Pendant ces 30 ans, personne hormis des avant-gardistes, n’a fait ce qu’il avait à faire à ce sujet et en tous cas avec suffisamment d’ampleur, dans son rôle (politique, citoyen, dirigeant…)

Face à un événement qui nous questionne profondément, le plus simple et confortable est le déni. Se mettre en mouvement, c’est d’abord accepter le présent pour mieux agir maintenant afin de faire bouger la trajectoire demain.

« Quel est le signe qui vient d’alerter mon instinct avant de frapper ma conscience ? ». Antoine de Saint Exupéry décrit avec talent le mécanisme qui rend conscient une perception.

Mais cette question, nous ne nous la posons pas toujours pour différentes raisons.

Face à un signal, il y a ce que nous sentons, ce que nous ressentons, ce que nous comprenons. Nos cinq sens nous mettent en lien tangible avec notre environnement : ces capteurs sensoriels perçoivent continument nombre d’informations. Ces informations une fois captées peuvent provoquer chez nous des pensées et/ou des émotions. Une fois senties (captées par nos sens), ces informations sont re-senties (émotions). Le déni est une rupture dans l’émergence à la conscience des informations senties ou re-senties.

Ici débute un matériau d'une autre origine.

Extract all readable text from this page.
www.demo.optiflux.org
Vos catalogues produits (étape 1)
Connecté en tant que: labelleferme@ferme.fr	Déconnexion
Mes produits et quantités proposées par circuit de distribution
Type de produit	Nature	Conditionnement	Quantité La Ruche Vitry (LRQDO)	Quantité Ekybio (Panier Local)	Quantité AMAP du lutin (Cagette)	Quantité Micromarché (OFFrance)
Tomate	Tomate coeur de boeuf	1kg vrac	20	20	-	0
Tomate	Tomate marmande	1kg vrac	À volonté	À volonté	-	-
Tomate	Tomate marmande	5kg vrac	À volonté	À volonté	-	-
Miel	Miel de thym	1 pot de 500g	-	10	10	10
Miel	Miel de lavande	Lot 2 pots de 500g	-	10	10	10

C’est un peu comme ces merveilleux systèmes de télescopes captant les bruits de l’univers. Dans cette masse d’informations, l’astronome va chercher, écouter, cibler, bref orienter son attention. C’est un choix. Ce ciblage est une sorte de fermeture,  car l’observation est alors étroite, précise, concentrée sur l’objet ou la zone de la recherche. On peut comparer cette démarche au mécanisme qui relie les sensations et les pensées, quand il est activé.

Par ailleurs, il est de grandes découvertes réalisées de façon fortuite, « par hasard » semble-t-il. Elles sont souvent associées à une démarche plus ouverte : l’astronome peut consacrer du temps à partir à l’aventure sans savoir ce qu’il recherche ; il peut aussi rester ouvert à la surprise, sur le chemin de sa recherche, tel Flemming découvrant la pénicilline. Celui qui découvre doit accepter de s’égarer, en tous cas de prendre des chemins inconnus. Voici pourquoi, nombre de « signaux faibles », en bordure du chemin que nous suivons sont souvent ignorés, parce que potentiellement inquiétants. Certains le sont inconsciemment, d’autres le sont plus consciemment : soit je ne perçois pas ma peur, soit je l’ignore, dans tous les cas parce que  la réalité est trop difficile à accepter. On le voit, le mécanisme qui relie les émotions et les pensées peut être chaotique.

En tant que dirigeant ou manager, qu’est-ce qui me met mal à l’aise, que je n’ai pas envie de voir ? Comment je considère mes peurs aussi comme des jalons vers des chemins de découvertes potentielles ? (cf article sur la peur)

Comment je suis en veille sur les signaux faibles en moi (émotions, intuitions) et dans mon environnement ? Comment je me ménage des temps d’écoute, d’ouverture à ce qui se passe, ce qui se dit pour mieux anticiper, voire découvrir ?

Pourtant, 30 ans après, nous sommes collectivement bien plus conscients du dérèglement climatique et pourtant trop peu actifs. La concrétisation de cette prise de conscience est le chemin inverse de la prise de conscience : de la tête au corps. Il s’agit de décider d’agir (tête), de concrétiser cela en actions (corps) en dépassant les freins issus des émotions (cœur) générées par cette transformation effective.